Error when writing non-ascii allowed characters to Stata dta · Issue #7286 · pandas-dev/pandas (original) (raw)
When trying to write a Stata dataset with strings containing upper latin-1 characters (which are allowed by the Stata format), I get an encoding error.
import pandas.io.stata as sta sr = sta.StataReader('pandas/pandas/io/tests/data/stata1_encoding.dta') df = sr.data() sw = sta.StataWriter('stata1_encoding_dup.dta', df) sw.write_file()

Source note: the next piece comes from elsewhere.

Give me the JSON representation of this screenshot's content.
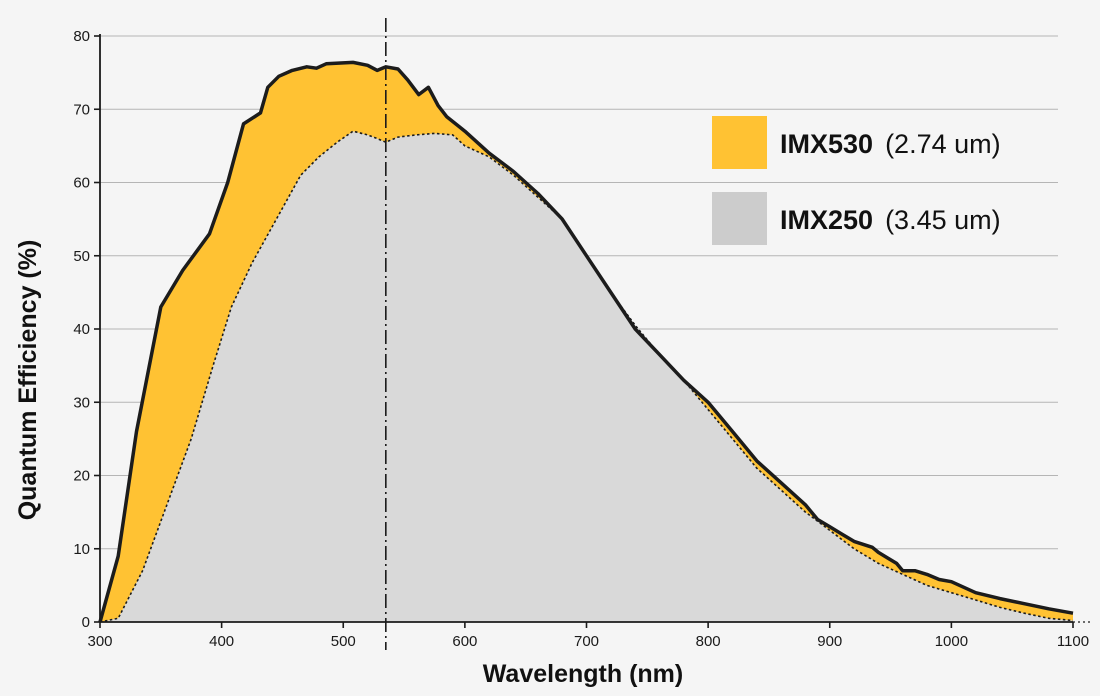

I get the following output:
Traceback (most recent call last): File "", line 1, in File "C:\Python27\lib\site-packages\pandas\io\stata.py", line 1242, in write_file self._write_data_nodates() File "C:\Python27\lib\site-packages\pandas\io\stata.py", line 1326, in _write_data_nodates self._write(var) File "C:\Python27\lib\site-packages\pandas\io\stata.py", line 1104, in _write self._file.write(to_write) UnicodeEncodeError: 'ascii' codec can't encode character u'\xfc' in position 1:ordinal not in range(128)
Machine info:
INSTALLED VERSIONS
------------------
commit: None
python: 2.7.6.final.0
python-bits: 32
OS: Windows
OS-release: 7
machine: AMD64
processor: AMD64 Family 16 Model 6 Stepping 3, AuthenticAMD
byteorder: little
LC_ALL: None
LANG: None
pandas: 0.14.0
nose: 1.3.3
Cython: 0.20.1
numpy: 1.8.1
scipy: None
statsmodels: None
IPython: None
sphinx: None
patsy: None
scikits.timeseries: None
dateutil: 2.2
pytz: 2014.3
bottleneck: 0.8.0
tables: None
numexpr: None
matplotlib: None
openpyxl: 1.8.6
xlrd: None
xlwt: None
xlsxwriter: None
lxml: None
bs4: None
html5lib: None
bq: None
apiclient: None
rpy2: None
sqlalchemy: None
pymysql: None
psycopg2: None